South Korea takes on prostitution

The country’s sex workers generate 1.6 per cent of total GDP

South Korea takes on prostitution

In 2004, the South Korean government enacted new laws designed to crack down on the country’s sex trade, which by some estimates accounted for a whopping 4.1 per cent of GDP. To some extent, those regulations were successful: according to the Korean Women’s Development Institute, a think tank dedicated to researching women’s issues in South Korea, the sex trade now generates approximately 1.6 per cent of GDP, or about $14 billion annually (by comparison, South Korea’s agriculture industry accounts for roughly three per cent of GDP).

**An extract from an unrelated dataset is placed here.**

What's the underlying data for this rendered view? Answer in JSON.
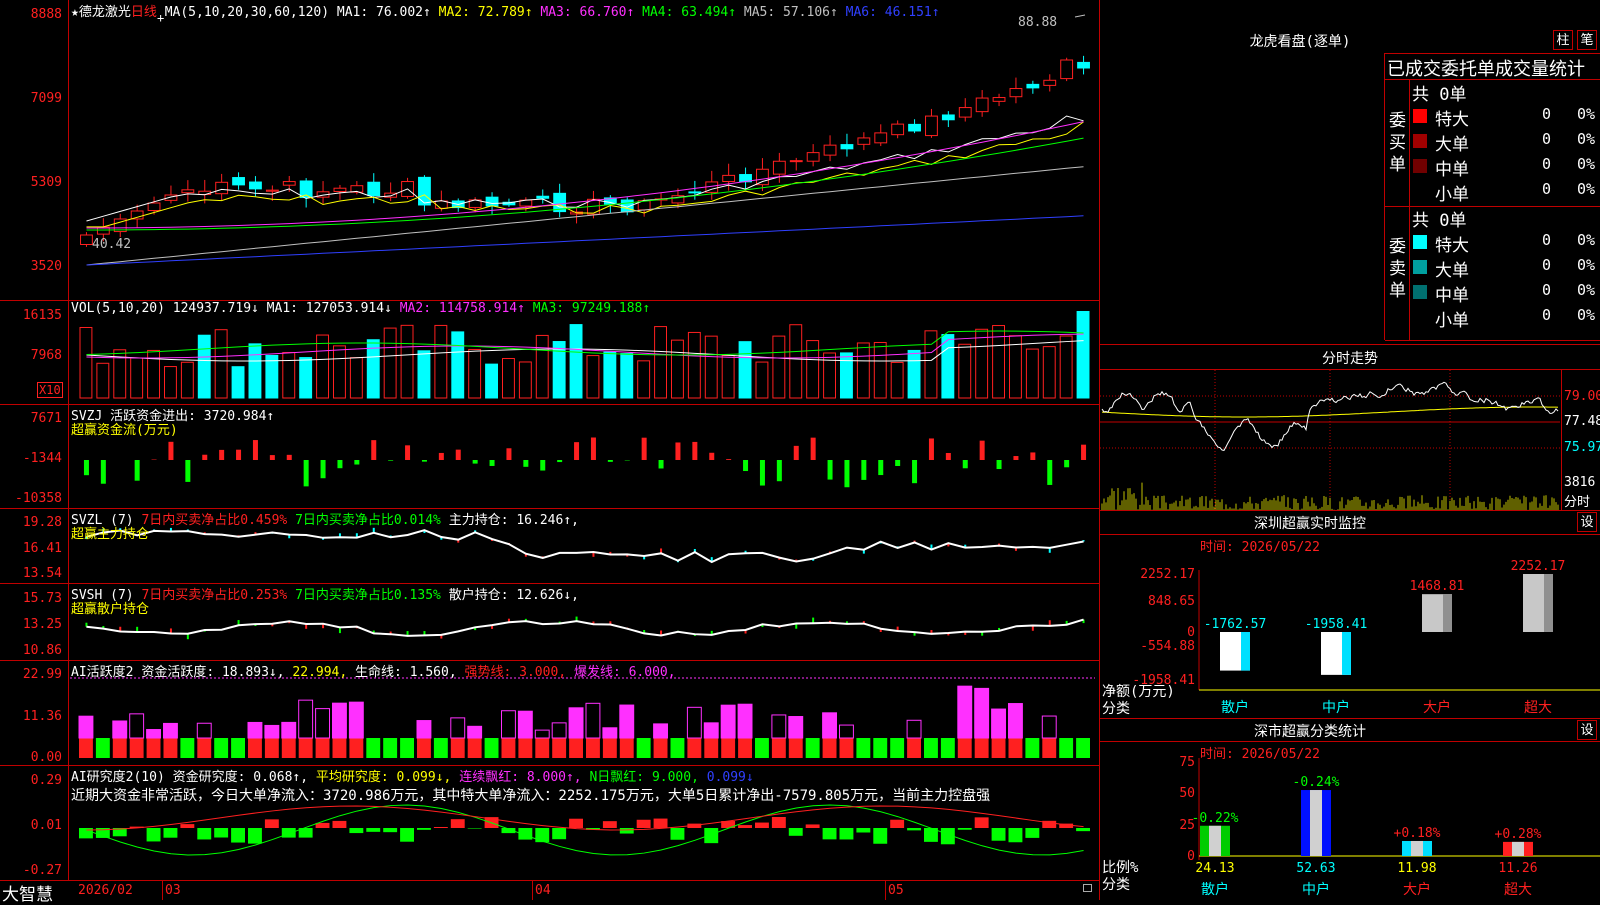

But Sealing Cheng, an anthropologist at Wellesley College in Massachusetts who specializes in sexuality, prostitution and human rights in South Korea, argues the government’s efforts don’t always work as intended. While the sex trade laws target pimps and brothel owners, and offer financial and vocational assistance for victims of prostitution, they also establish fines and jail terms for the approximately 269,000 sex workers in the country. “It makes life difficult for a lot of women who, for some reason, remain in the trade. If there isn’t adequate assistance for them, they won’t leave.”

The crackdown is also forcing prostitution further underground. When illicit massage parlours are raided, they often reopen as “hostess bars,” where women are paid for their company but don’t specifically have to sleep with clients, although they often do. “They’re moving too quickly for the government to shut them down,” says Whasoon Byun, a researcher with the Korean Women’s Development Institute.

Cheng says the sex trade remains such a big problem largely because the government incorrectly believes it can stop prostitution by force, and that little will change until women are no longer treated as second-class citizens. “Even with a university degree it’s very hard [for women] to find a job.”